Das ist nicht nur, aber gerade in einem Alter, in dem die geistige Entwicklung noch nicht abgeschlossen ist, eine unglaubliche Herausforderung. Es braucht Hilfe, um sie zu meistern.

Auch Hilfestellungen in Sachen Individualtraining, Athletiktraining und was es sonst noch so gibt, sind wünschenswert, in der notwendigen Breite aber nicht so ausgebaut, wie es sinnvoll wäre.

Das Umfeld wittert das schnelle Geld

Und dann ist da noch die Erwartungshaltung im engsten Umfeld. Es sind Tage wie diese, an denen Verwandte das große, schnelle Geld wittern, an denen Heerscharen von Beratern an in diesem Bereich fast gänzlich unerfahrene Erziehungsberechtigte mit absurden Versprechungen herantreten.

Wer erklärt diesen Menschen, dass es kontraproduktiv sein kann, überzogene Forderungen wie garantierte Spielzeiten in Amateure-Teams oder fixe Trainingsteilnahmen bei den Profis an Vertragsverlängerungen zu knüpfen?

Eine Frage der Kaderplanung

Doch die Erkenntnis, dass österreichische Talente in ihrer Altersklasse weltweit auf höchstem Niveau reüssieren können, sollte die Klubs zum Umdenken zwingen.
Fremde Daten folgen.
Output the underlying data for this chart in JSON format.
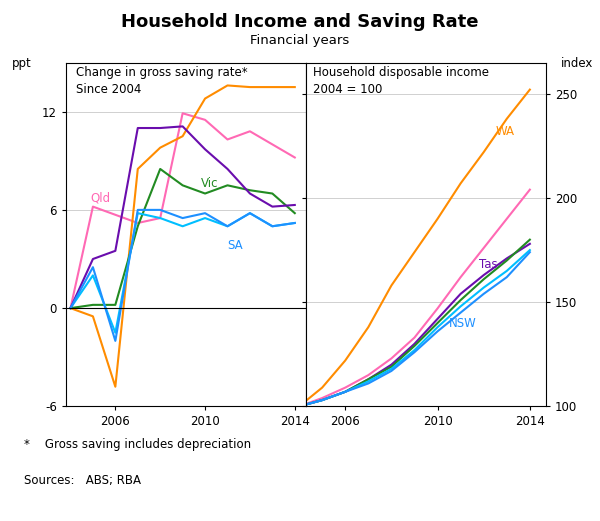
{
  "title": "Household Income and Saving Rate",
  "subtitle": "Financial years",
  "left_panel_title": "Change in gross saving rate*\nSince 2004",
  "right_panel_title": "Household disposable income\n2004 = 100",
  "left_ylabel": "ppt",
  "right_ylabel": "index",
  "footnote": "*    Gross saving includes depreciation",
  "sources": "Sources:   ABS; RBA",
  "left_years": [
    2004,
    2005,
    2006,
    2007,
    2008,
    2009,
    2010,
    2011,
    2012,
    2013,
    2014
  ],
  "left_series": {
    "Qld": {
      "color": "#FF69B4",
      "values": [
        0,
        6.2,
        5.7,
        5.2,
        5.5,
        11.9,
        11.5,
        10.3,
        10.8,
        10.0,
        9.2
      ]
    },
    "WA": {
      "color": "#FF8C00",
      "values": [
        0,
        -0.5,
        -4.8,
        8.5,
        9.8,
        10.5,
        12.8,
        13.6,
        13.5,
        13.5,
        13.5
      ]
    },
    "Vic": {
      "color": "#228B22",
      "values": [
        0,
        0.2,
        0.2,
        5.0,
        8.5,
        7.5,
        7.0,
        7.5,
        7.2,
        7.0,
        5.8
      ]
    },
    "NSW": {
      "color": "#00BFFF",
      "values": [
        0,
        2.0,
        -1.5,
        5.8,
        5.5,
        5.0,
        5.5,
        5.0,
        5.8,
        5.0,
        5.2
      ]
    },
    "Tas": {
      "color": "#6A0DAD",
      "values": [
        0,
        3.0,
        3.5,
        11.0,
        11.0,
        11.1,
        9.7,
        8.5,
        7.0,
        6.2,
        6.3
      ]
    },
    "SA": {
      "color": "#1E90FF",
      "values": [
        0,
        2.5,
        -2.0,
        6.0,
        6.0,
        5.5,
        5.8,
        5.0,
        5.8,
        5.0,
        5.2
      ]
    }
  },
  "right_years": [
    2004,
    2005,
    2006,
    2007,
    2008,
    2009,
    2010,
    2011,
    2012,
    2013,
    2014
  ],
  "right_series": {
    "WA": {
      "color": "#FF8C00",
      "values": [
        100,
        109,
        122,
        138,
        158,
        174,
        190,
        207,
        222,
        238,
        252
      ]
    },
    "Qld": {
      "color": "#FF69B4",
      "values": [
        100,
        104,
        109,
        115,
        123,
        133,
        147,
        162,
        176,
        190,
        204
      ]
    },
    "Tas": {
      "color": "#6A0DAD",
      "values": [
        100,
        103,
        107,
        113,
        120,
        130,
        142,
        154,
        163,
        171,
        178
      ]
    },
    "Vic": {
      "color": "#228B22",
      "values": [
        100,
        103,
        107,
        113,
        119,
        129,
        140,
        151,
        161,
        170,
        180
      ]
    },
    "SA": {
      "color": "#00BFFF",
      "values": [
        100,
        103,
        107,
        112,
        118,
        127,
        138,
        148,
        157,
        165,
        175
      ]
    },
    "NSW": {
      "color": "#1E90FF",
      "values": [
        100,
        103,
        107,
        111,
        117,
        126,
        136,
        145,
        154,
        162,
        174
      ]
    }
  },
  "left_xlim": [
    2003.8,
    2014.5
  ],
  "left_ylim": [
    -6,
    15
  ],
  "left_yticks": [
    -6,
    0,
    6,
    12
  ],
  "right_xlim": [
    2004.3,
    2014.7
  ],
  "right_ylim": [
    100,
    265
  ],
  "right_yticks": [
    100,
    150,
    200,
    250
  ],
  "background_color": "#ffffff",
  "grid_color": "#d0d0d0"
}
Da geht es weniger um die Trainer, die logischerweise jene Spieler aufstellen, mit denen die Erfolgswahrscheinlichkeit am größten ist.

Vielmehr sind jene Menschen gefragt, die Kader planen und zusammenstellen. Wer seinem Trainer auf jenen Positionen, auf denen die größten Talente spielen, kaum Alternativen zur Verfügung stellt, erhöht die Wahrscheinlichkeit, dass Eigenbauspieler gefördert werden und zum Einsatz kommen.